For some reason, my son and I were left home with just the two of us. My son recovered from his cold on the previous day, and I didn’t want him to play actively with his friends in the park, but still he needed something special to do to keep himself busy (Children would die when they have nothing to do!), so I decided to take him to a large local supermarket and let him play with the toys and games available on the fifth floor of the building.

Hey, we were in the middle of the Golden Week holidays! Whoever would go to a supermarket?!

That’s exactly what I thought, but in a positive way.

Just as I had expected, there were only a few people on the kids’ floor (it was still early, that’s why). My son had no difficulty occupying the games and toys for as long as he wanted. Adjacent to this toy department was a small bookshop, so I decided to browse while my son was absorbed in cars and dolls (Oddly he shows interest in dolls, which, from my viewpoint, are for girls).

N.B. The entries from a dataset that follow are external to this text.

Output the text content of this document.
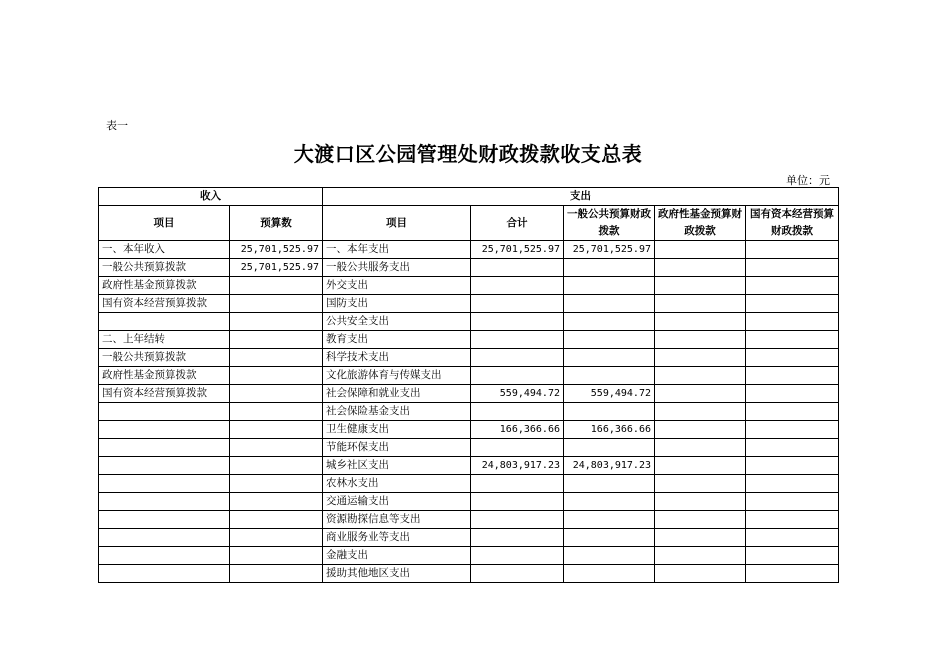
表一
大渡口区公园管理处财政拨款收支总表
单位：元
收入		支出				
项目	预算数	项目	合计	一般公共预算财政拨款	政府性基金预算财政拨款	国有资本经营预算财政拨款
一、本年收入	25,701,525.97	一、本年支出	25,701,525.97	25,701,525.97		
一般公共预算拨款	25,701,525.97	一般公共服务支出				
政府性基金预算拨款		外交支出				
国有资本经营预算拨款		国防支出				
		公共安全支出				
二、上年结转		教育支出				
一般公共预算拨款		科学技术支出				
政府性基金预算拨款		文化旅游体育与传媒支出				
国有资本经营预算拨款		社会保障和就业支出	559,494.72	559,494.72		
		社会保险基金支出				
		卫生健康支出	166,366.66	166,366.66		
		节能环保支出				
		城乡社区支出	24,803,917.23	24,803,917.23		
		农林水支出				
		交通运输支出				
		资源勘探信息等支出				
		商业服务业等支出				
		金融支出				
		援助其他地区支出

Now you’ve arrived at what I wanted to say today. This bookshop was small. After all, it takes 10% of the entire floor, whose main goods are children’s toys. However, I found it very comfortable and easy to browse some good books there. Since it is small, the shop cannot house all the books that come out every minute, obviously. The second best policy of the bookshop (what would you do if you were the shop owner?) is to display best-sellers, and other books that are really interesting and worth taking a look at. They should make the best of what little space they have to maximize the profits.

I actually bought five books there.

As I browsed there, it just dawned on me that this could apply to learning a foreign language. If you try to learn English to achieve plural objectives (watching a movie without the subtitles, using English to cut business deals, reading novels written in English, speaking at a natural speed in a native-like manner, texting in English…), it would be as if you went to a huge book shop and spend 30 minutes. You don’t know what to start with, going upstairs and downstairs, ending up with no particular book in your hand. You would just come out from the entrance, feeling tired.

Going to a small bookshop, in that sense, can be compared to studying English for a limited purpose (like taking 80 in TOEFL, not 90 or IELTS or TOEIC, just 80 in TOEFL). What you have to do, then, will become clearer and it would be easy to eliminate what does not directly contribute to this end.

You may get much more than what you want, just as I bought five books there, even though I had not expect myself to buy one book.